Holger Krag is the head of the Space Debris Office. He coordinates ESA’s space debris research activities and leads the ESA delegation to the Inter-Agency Space Debris Coordination Committee (IADC). He joined ESA in 2006 after several years’ space debris research work and as a ground systems engineer in space industry. With 15 years of experience in the area, he now focuses on international coordination, space surveillance and risk models.
Benjamin Bastida Virgili has been working for the Space Debris Office since September 2008. He is involved in a wide spectrum of projects, and offers particular expertise in operational conjunction-event analysis, orbit determination, controlled and uncontrolled reentries, future environment predictions and mitigation analysis.
Stijn Lemmens’ main activities within the Space Debris Office focus on running research activities related to reentry and orbit-attitude dynamics of space debris objects, and the advancement of technical knowledge for space-debris mitigation policy and standardisation efforts. He provides support to ESA’s Clean Space initiative and acts as ESA delegate for IADC and International Standardisation Organisation (ISO) working groups on space debris.

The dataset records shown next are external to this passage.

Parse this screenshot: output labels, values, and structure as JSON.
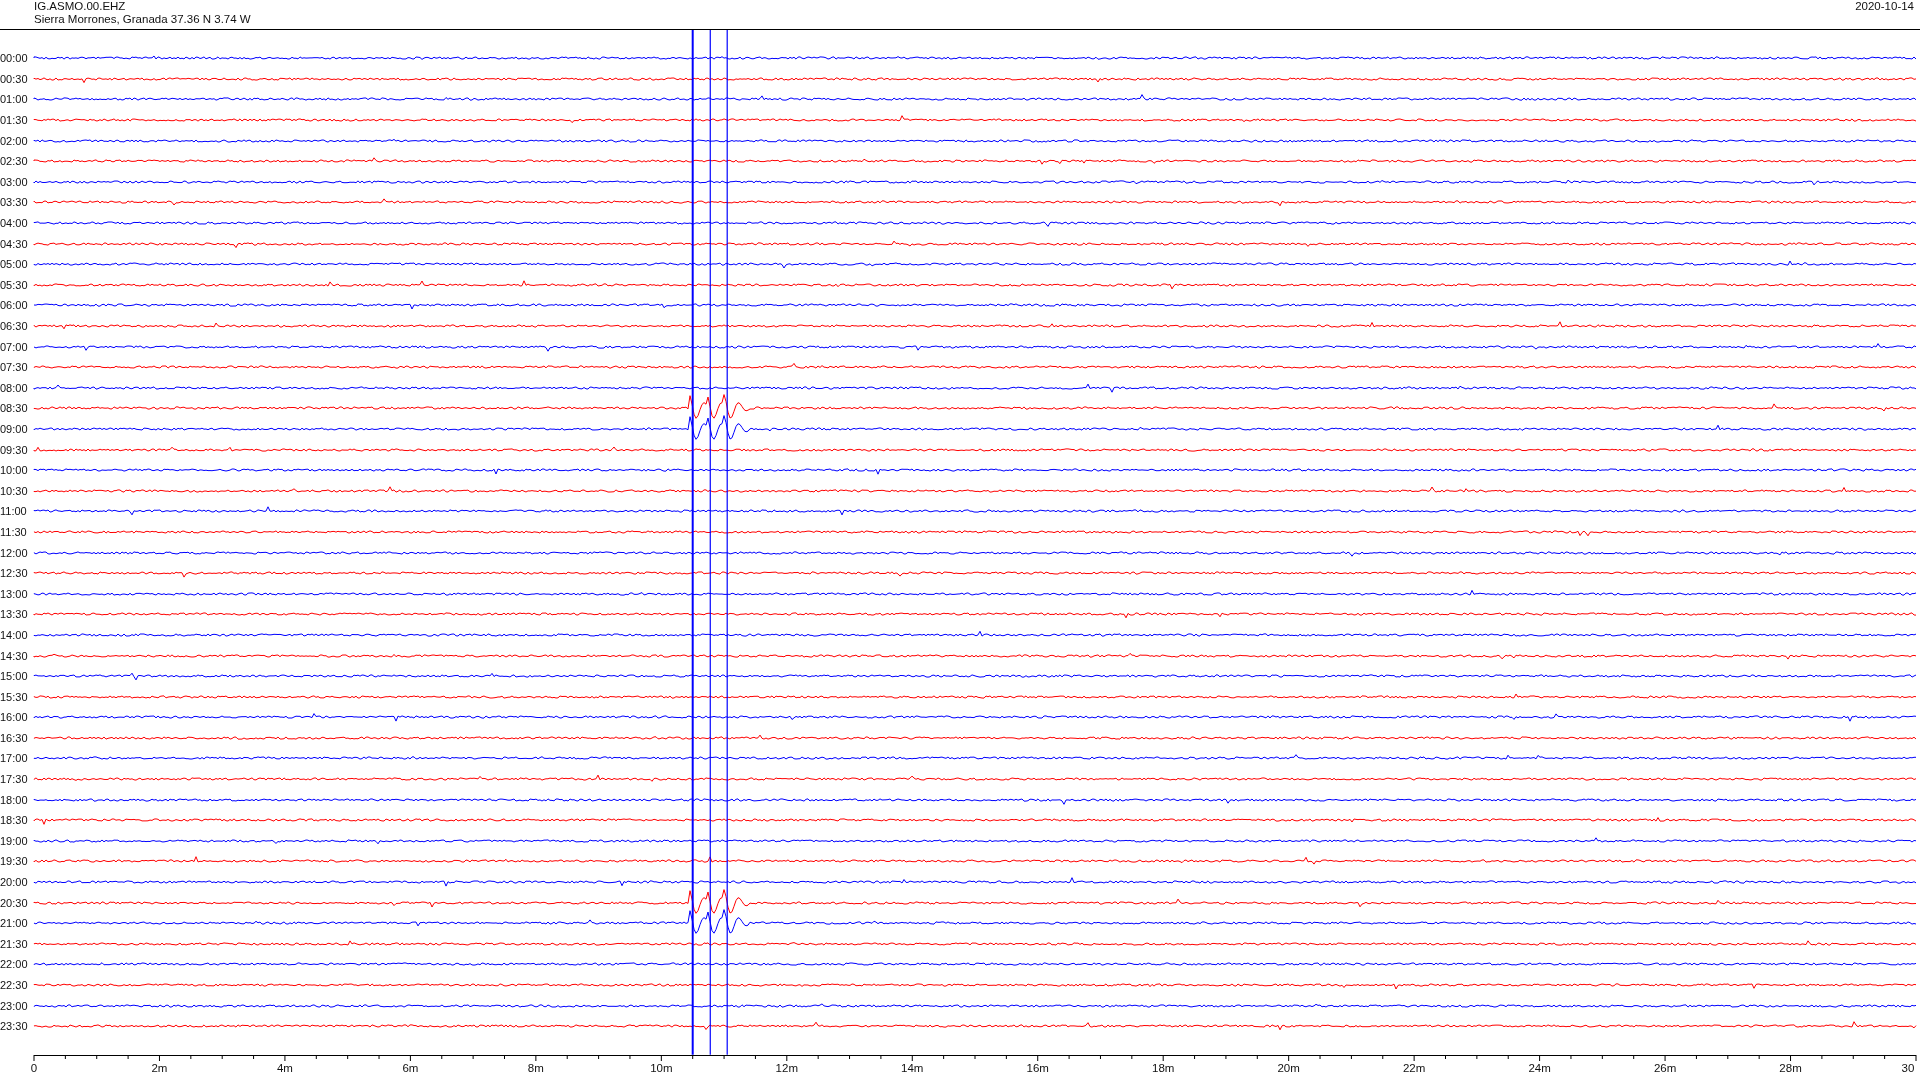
{
  "header": {
    "station": "IG.ASMO.00.EHZ",
    "location": "Sierra Morrones, Granada  37.36 N 3.74 W",
    "date": "2020-10-14"
  },
  "helicorder": {
    "rows": [
      {
        "label": "00:00",
        "color": "#0000ff"
      },
      {
        "label": "00:30",
        "color": "#ff0000"
      },
      {
        "label": "01:00",
        "color": "#0000ff"
      },
      {
        "label": "01:30",
        "color": "#ff0000"
      },
      {
        "label": "02:00",
        "color": "#0000ff"
      },
      {
        "label": "02:30",
        "color": "#ff0000"
      },
      {
        "label": "03:00",
        "color": "#0000ff"
      },
      {
        "label": "03:30",
        "color": "#ff0000"
      },
      {
        "label": "04:00",
        "color": "#0000ff"
      },
      {
        "label": "04:30",
        "color": "#ff0000"
      },
      {
        "label": "05:00",
        "color": "#0000ff"
      },
      {
        "label": "05:30",
        "color": "#ff0000"
      },
      {
        "label": "06:00",
        "color": "#0000ff"
      },
      {
        "label": "06:30",
        "color": "#ff0000"
      },
      {
        "label": "07:00",
        "color": "#0000ff"
      },
      {
        "label": "07:30",
        "color": "#ff0000"
      },
      {
        "label": "08:00",
        "color": "#0000ff"
      },
      {
        "label": "08:30",
        "color": "#ff0000"
      },
      {
        "label": "09:00",
        "color": "#0000ff"
      },
      {
        "label": "09:30",
        "color": "#ff0000"
      },
      {
        "label": "10:00",
        "color": "#0000ff"
      },
      {
        "label": "10:30",
        "color": "#ff0000"
      },
      {
        "label": "11:00",
        "color": "#0000ff"
      },
      {
        "label": "11:30",
        "color": "#ff0000"
      },
      {
        "label": "12:00",
        "color": "#0000ff"
      },
      {
        "label": "12:30",
        "color": "#ff0000"
      },
      {
        "label": "13:00",
        "color": "#0000ff"
      },
      {
        "label": "13:30",
        "color": "#ff0000"
      },
      {
        "label": "14:00",
        "color": "#0000ff"
      },
      {
        "label": "14:30",
        "color": "#ff0000"
      },
      {
        "label": "15:00",
        "color": "#0000ff"
      },
      {
        "label": "15:30",
        "color": "#ff0000"
      },
      {
        "label": "16:00",
        "color": "#0000ff"
      },
      {
        "label": "16:30",
        "color": "#ff0000"
      },
      {
        "label": "17:00",
        "color": "#0000ff"
      },
      {
        "label": "17:30",
        "color": "#ff0000"
      },
      {
        "label": "18:00",
        "color": "#0000ff"
      },
      {
        "label": "18:30",
        "color": "#ff0000"
      },
      {
        "label": "19:00",
        "color": "#0000ff"
      },
      {
        "label": "19:30",
        "color": "#ff0000"
      },
      {
        "label": "20:00",
        "color": "#0000ff"
      },
      {
        "label": "20:30",
        "color": "#ff0000"
      },
      {
        "label": "21:00",
        "color": "#0000ff"
      },
      {
        "label": "21:30",
        "color": "#ff0000"
      },
      {
        "label": "22:00",
        "color": "#0000ff"
      },
      {
        "label": "22:30",
        "color": "#ff0000"
      },
      {
        "label": "23:00",
        "color": "#0000ff"
      },
      {
        "label": "23:30",
        "color": "#ff0000"
      }
    ],
    "x_ticks": [
      "0",
      "2m",
      "4m",
      "6m",
      "8m",
      "10m",
      "12m",
      "14m",
      "16m",
      "18m",
      "20m",
      "22m",
      "24m",
      "26m",
      "28m",
      "30"
    ]
  }
}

Frazer McLean is an engineer working in the Space Debris Office. He is responsible for development and maintenance of the office’s database infrastructure and analysis software.
Second row left to right
Jan Siminski joined ESA’s Space Debris Office in 2015. He works mainly on space situational awareness tasks such as the analysis of current and future space surveillance systems and the development of object-cataloguing tools, e.g. correlation and orbit determination.

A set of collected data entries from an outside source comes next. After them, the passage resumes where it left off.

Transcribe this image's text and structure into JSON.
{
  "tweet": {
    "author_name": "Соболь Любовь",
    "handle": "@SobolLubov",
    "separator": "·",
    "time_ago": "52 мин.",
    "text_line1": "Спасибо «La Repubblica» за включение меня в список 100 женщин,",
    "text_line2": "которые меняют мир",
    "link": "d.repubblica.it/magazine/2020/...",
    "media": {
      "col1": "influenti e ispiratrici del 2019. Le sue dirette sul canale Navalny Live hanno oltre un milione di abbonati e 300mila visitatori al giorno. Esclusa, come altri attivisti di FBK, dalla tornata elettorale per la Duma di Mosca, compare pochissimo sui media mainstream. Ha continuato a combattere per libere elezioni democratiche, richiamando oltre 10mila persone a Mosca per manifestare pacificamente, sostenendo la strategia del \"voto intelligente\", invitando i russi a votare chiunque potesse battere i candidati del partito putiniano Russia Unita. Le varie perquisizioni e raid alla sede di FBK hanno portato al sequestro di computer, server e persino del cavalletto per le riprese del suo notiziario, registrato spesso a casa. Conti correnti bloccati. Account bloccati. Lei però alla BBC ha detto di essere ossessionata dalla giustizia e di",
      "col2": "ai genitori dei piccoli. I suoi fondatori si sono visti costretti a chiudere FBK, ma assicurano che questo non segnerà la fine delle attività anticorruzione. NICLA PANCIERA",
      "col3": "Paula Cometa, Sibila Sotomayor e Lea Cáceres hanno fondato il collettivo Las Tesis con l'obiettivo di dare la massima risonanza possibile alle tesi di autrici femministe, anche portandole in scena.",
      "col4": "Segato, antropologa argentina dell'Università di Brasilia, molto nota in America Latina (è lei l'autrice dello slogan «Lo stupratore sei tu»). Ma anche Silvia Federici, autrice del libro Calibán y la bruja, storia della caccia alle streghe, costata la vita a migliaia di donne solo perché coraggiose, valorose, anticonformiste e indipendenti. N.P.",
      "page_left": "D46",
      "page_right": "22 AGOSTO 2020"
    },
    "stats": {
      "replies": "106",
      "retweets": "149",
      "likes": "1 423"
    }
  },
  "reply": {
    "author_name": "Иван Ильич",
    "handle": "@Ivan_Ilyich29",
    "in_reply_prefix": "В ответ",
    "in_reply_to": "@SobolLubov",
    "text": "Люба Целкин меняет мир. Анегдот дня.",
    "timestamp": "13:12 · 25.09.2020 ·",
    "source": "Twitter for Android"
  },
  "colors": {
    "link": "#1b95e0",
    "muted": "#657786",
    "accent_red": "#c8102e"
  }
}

Klaus Merz joined the Space Debris Office in 2010 and has been working on spaceflight dynamics for more than 10 years. Currently, his main tasks include the coordination of operational conjunction analyses and collision avoidance activities for ESA and third-party missions as well as studies of potential disposal orbits for ESA missions on highly eccentric orbits.
Tim Flohrer leads space surveillance and tracking activities in support of the Space Situational Awareness programme of ESA. In the Space Debris Office, he runs activities related to active and passive observation of space debris from ground and, potentially, from space. He is currently supports standardisation in a variety of interagency and international organisations (CCSDS, CEN, ECSS and ISO) and he represents ESA in IADC WG2.

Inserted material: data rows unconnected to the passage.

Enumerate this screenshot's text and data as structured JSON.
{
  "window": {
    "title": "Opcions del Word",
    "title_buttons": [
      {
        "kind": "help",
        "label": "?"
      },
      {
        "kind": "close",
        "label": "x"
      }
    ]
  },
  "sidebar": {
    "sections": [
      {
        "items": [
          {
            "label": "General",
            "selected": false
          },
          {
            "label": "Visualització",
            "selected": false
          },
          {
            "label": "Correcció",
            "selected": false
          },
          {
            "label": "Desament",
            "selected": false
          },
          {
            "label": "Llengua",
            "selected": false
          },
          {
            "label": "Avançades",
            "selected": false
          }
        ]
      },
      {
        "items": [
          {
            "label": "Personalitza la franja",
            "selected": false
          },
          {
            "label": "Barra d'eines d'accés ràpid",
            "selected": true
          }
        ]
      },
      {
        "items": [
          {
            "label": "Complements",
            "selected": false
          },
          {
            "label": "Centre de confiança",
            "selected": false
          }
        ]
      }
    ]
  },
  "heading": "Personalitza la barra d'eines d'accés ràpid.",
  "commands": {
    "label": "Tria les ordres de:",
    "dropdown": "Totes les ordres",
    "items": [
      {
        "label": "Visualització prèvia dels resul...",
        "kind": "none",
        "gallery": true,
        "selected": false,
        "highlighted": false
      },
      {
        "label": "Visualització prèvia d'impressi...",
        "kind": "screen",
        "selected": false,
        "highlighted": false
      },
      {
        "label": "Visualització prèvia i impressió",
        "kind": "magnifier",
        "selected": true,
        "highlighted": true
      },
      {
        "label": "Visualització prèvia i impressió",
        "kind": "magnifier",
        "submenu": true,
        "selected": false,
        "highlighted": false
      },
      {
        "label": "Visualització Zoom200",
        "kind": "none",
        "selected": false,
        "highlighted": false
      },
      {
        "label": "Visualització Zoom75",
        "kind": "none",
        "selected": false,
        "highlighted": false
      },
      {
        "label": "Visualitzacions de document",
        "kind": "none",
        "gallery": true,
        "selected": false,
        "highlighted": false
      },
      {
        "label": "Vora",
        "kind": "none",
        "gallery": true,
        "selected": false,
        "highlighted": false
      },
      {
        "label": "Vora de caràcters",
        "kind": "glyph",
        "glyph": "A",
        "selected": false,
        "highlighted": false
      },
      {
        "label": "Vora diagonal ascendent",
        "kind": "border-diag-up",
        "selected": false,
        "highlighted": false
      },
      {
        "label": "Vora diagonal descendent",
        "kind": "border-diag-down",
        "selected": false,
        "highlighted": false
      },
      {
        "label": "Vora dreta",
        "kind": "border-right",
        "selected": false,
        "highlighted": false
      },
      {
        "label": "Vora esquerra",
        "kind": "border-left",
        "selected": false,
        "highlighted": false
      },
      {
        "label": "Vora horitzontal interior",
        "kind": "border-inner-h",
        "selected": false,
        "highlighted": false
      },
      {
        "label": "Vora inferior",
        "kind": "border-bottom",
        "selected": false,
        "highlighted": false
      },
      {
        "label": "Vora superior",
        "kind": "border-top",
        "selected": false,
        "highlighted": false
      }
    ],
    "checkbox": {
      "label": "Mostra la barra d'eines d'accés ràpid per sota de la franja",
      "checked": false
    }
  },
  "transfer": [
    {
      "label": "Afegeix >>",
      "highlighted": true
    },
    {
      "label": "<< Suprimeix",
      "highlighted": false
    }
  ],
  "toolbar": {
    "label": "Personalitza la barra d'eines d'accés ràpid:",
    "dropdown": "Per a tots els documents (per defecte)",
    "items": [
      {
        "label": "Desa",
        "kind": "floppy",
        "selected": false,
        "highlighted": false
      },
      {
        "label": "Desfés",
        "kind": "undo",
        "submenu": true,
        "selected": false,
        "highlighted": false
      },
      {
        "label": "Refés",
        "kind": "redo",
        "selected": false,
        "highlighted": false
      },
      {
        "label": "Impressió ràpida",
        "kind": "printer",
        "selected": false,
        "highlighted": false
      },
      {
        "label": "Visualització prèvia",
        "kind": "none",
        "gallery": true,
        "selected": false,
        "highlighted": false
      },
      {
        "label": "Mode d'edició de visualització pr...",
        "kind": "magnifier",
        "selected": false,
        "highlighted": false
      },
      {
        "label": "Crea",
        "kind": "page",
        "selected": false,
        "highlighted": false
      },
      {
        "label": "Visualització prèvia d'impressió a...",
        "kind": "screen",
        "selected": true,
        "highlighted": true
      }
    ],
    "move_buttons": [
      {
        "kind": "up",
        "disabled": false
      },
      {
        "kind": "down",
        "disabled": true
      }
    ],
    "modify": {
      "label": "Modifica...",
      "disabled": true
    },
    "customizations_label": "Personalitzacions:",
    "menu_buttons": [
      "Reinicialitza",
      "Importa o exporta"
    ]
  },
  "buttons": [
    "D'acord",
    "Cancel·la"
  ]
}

Vitali Braun joined the Space Debris Office with a desire to learn as much as possible about our space-debris environment. As such, his main activities focus on space debris modelling for evolution, and maintenance of ESA’s MASTER and DRAMA software tools.
Quirin Funke is an engineer working on reentry analyses and predictions, collision avoidance and laser ranging. He also takes care of the maintaining and developing the Space Debris Office’s web front-ends and computational server park.
Space debris team at Tenerife
Jyri Kuusela has been involved in the development and operation of the ESA Optical Ground Station’s wide-field CCD camera system since 1996. His background is in theoretical physics, especially plasma and solar physics. He has been based at Tenerife since 2001, when the regular space-debris observations started at OGS.